She thought instantly of Morrissey now, and knew Lucas had too. “My God … Lucas … who did it?” She was sitting next to him, trembling, and her stomach felt as though it were riding a wave.
“I don’t know who. Hard to tell.” He shrugged and suddenly looked very tired.
“Come on, man, let’s get you to bed.” Alejandro helped him slowly to his feet, and he wasn’t sure if he should be supporting Lucas or Kezia. She looked almost worse. “Can you make it, Luke?”
“Are you kidding? I’m not hurt, man. I’m gassed.” He chuckled proudly for a moment, as he walked into the bedroom. Alejandro shook his head with a worried frown on his face, as Kezia settled Luke against the pillows. “For chrissake, Kezia, I’m not dying. Don’t overdo it. And get me another drink, will you?”
“Should you?”
He laughed at the question and crossed both eyes with a grin. “Oh Mama, should I!” The smile she returned to him was her first in ten minutes, but she could feel her knees shaking as she sank onto the edge of the bed.
“My God, Lucas, how did it happen?”
“I don’t know. I went up to talk to some guys in Spanish Harlem today, and we were walking down the street after the meeting and whap, someone almost winged me. The motherfucker must have been aiming for my heart, but he took lousy aim.”
Kezia sat staring at him in shocked disbelief. It could have been like Morrissey. He could have been dead. There were chills on her spine as she thought of it.
“Anyone else knew about the meeting?” Alejandro looked frightened as he continued to stand there and look at his friend.
“A few people.”
“How few?”
“Not few enough.”
“Oh God, Lucas … who did it?” Suddenly Kezia’s head was bowed and she was sobbing as she sat there. Luke leaned forward and circled her with his right arm, pulling her toward him.
“Come on, baby, take it easy. It could have been anyone. Just some crazy kid out for a laugh. Or maybe someone who knew me. Could have been some heavyweight right-winger up there who doesn’t dig prison reform. Could have been some pissed off left-winger who doesn’t think I’m enough a ‘brother.’ What the hell difference does it make? They tried. They didn’t get me. I’m okay. You’re okay. I love you. So … no big deal, please. Okay?” He sank back on the pillows then with a dazzling smile. But neither Kezia nor Alejandro was swayed by the bravado.

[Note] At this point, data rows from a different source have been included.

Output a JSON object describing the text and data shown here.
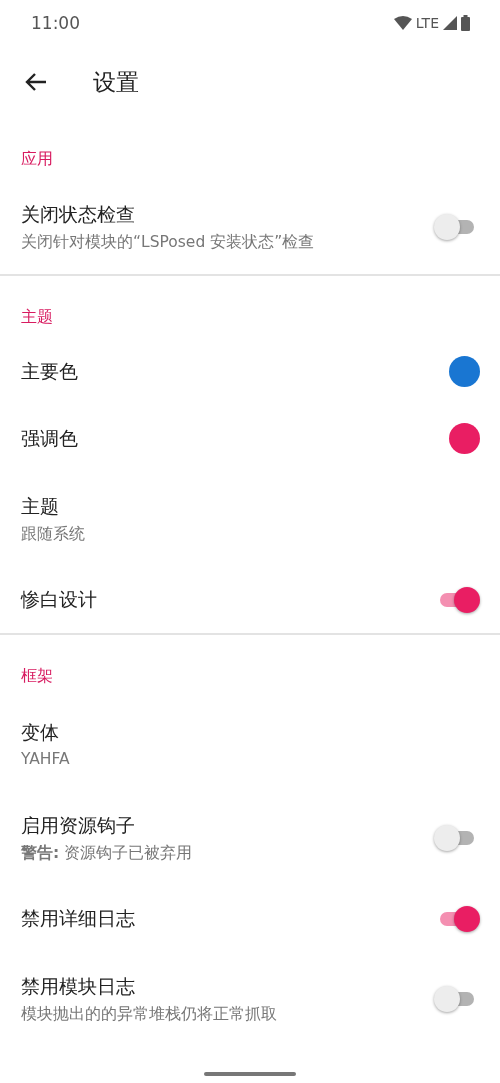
{
  "status_bar": {
    "time": "11:00",
    "network": "LTE"
  },
  "toolbar": {
    "title": "设置"
  },
  "sections": [
    {
      "header": "应用",
      "items": [
        {
          "kind": "switch",
          "title": "关闭状态检查",
          "summary": "关闭针对模块的“LSPosed 安装状态”检查",
          "on": false
        }
      ]
    },
    {
      "header": "主题",
      "items": [
        {
          "kind": "color",
          "title": "主要色",
          "color": "#1976d2"
        },
        {
          "kind": "color",
          "title": "强调色",
          "color": "#e91e63"
        },
        {
          "kind": "text",
          "title": "主题",
          "summary": "跟随系统"
        },
        {
          "kind": "switch",
          "title": "惨白设计",
          "on": true
        }
      ]
    },
    {
      "header": "框架",
      "items": [
        {
          "kind": "text",
          "title": "变体",
          "summary": "YAHFA"
        },
        {
          "kind": "switch",
          "title": "启用资源钩子",
          "summary": "**警告:** 资源钩子已被弃用",
          "on": false
        },
        {
          "kind": "switch",
          "title": "禁用详细日志",
          "on": true
        },
        {
          "kind": "switch",
          "title": "禁用模块日志",
          "summary": "模块抛出的的异常堆栈仍将正常抓取",
          "on": false
        }
      ]
    }
  ]
}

“I’ll get you another drink.” Alejandro left the room, and had a drink of his own in the kitchen. Shit. It was coming to that now. And with Kezia in the picture. Terrific. He heaved a long sigh as he walked back to the bedroom with a tall glass of straight bourbon for Luke. Kezia was crying again when he walked in, but this time softly. The two men exchanged a long look over her head and Luke nodded slowly. It had been quite a day. And they were both wondering if it was going to be like this all the way till the hearing. It could have been a cop for all they knew, and they both realized it, even though they didn’t tell that to Kezia. But the reality was that Lucas was popular only with those he worked with on the outside or the men in prison all over the country who benefited directly from all he did. Not many others really understood. And as loved as he was, he was equally hated.

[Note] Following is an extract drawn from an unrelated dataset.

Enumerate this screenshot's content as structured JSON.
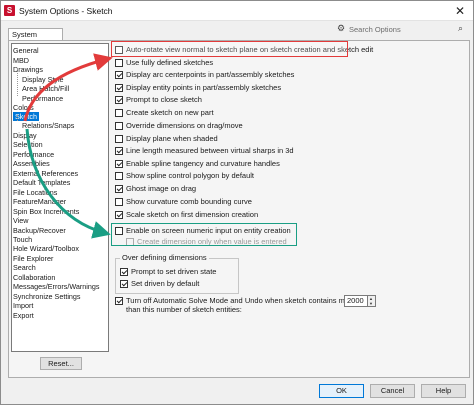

“I’m going to hire you a bodyguard.” She looked up with a sniff, as Luke took a long sip of his bourbon and Alejandro sat down in a chair near the bed. She was still sitting near Luke.
“No, you’re not, pretty lady. No bodyguard, no bullshit. This happened once. It won’t happen again.”
“How do you know?”
“Baby … don’t push me. Let me run this show. All I want from you is your beautiful smile and your love.” He patted her hand and took a long sip of bourbon Alejandro had handed him. “All I want from you is what you already give me.”

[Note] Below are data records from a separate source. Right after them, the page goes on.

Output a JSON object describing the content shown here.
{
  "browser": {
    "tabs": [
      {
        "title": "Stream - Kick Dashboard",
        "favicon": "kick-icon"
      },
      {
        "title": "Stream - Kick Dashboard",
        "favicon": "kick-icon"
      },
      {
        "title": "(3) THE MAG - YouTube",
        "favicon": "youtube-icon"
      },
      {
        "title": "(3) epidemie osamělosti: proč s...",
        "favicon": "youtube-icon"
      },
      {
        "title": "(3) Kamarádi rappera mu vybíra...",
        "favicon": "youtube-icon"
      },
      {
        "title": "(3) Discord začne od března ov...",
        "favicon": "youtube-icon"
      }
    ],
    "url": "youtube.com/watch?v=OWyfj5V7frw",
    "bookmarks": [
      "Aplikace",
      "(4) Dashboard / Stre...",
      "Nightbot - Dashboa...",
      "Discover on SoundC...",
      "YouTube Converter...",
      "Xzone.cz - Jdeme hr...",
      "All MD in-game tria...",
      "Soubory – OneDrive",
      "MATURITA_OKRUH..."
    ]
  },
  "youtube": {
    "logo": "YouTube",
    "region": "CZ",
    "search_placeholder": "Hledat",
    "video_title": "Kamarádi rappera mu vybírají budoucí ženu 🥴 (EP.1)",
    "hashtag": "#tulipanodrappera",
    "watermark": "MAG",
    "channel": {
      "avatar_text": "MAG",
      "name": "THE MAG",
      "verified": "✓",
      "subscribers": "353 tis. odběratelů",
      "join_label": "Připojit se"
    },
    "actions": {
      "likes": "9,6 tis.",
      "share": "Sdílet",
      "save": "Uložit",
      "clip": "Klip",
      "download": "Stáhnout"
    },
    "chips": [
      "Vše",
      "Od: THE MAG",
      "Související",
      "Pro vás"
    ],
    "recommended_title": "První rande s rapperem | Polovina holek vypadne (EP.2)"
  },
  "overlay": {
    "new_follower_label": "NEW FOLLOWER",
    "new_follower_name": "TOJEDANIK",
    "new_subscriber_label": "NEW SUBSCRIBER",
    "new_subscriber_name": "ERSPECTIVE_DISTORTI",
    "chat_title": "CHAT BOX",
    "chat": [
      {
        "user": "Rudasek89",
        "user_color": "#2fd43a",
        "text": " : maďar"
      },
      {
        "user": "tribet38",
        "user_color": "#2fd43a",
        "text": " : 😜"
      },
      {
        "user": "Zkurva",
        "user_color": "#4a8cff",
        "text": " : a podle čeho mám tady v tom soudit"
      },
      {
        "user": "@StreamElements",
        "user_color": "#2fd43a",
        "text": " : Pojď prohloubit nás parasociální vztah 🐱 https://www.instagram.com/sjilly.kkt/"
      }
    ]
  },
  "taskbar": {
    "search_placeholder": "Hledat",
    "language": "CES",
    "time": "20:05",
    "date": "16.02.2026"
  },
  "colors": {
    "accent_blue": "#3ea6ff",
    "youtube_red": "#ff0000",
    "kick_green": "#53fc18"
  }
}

“Yeah, and not my advice.” She said it sadly, her shoulders sagging. “Why won’t you let me hire a bodyguard?”
“Because I already have one.”
“You hired someone?” Why didn’t he tell her anything anymore?
“Not exactly. But I’ve been followed by the cops for a while now.”
“By the cops? Why by them?”
“Why the hell do you think, Mama? Because they think I’m a threat.” It put an aspect on things that she didn’t like. And it suddenly brought home to her that in a sense Luke was considered an outlaw, and that in living with him, she was on that same ill-favored side of the law. She somehow hadn’t totally absorbed her position in all this before. “And don’t kid yourself, sweetheart, it could just as well have been a cop who tried to get a piece of me today.”
“Are you serious?” Her face grew even paler. “Would they do that to you, Luke?”
“Damn right. If they thought they could get away with it, they’d do it in a hot second. And enjoy it.”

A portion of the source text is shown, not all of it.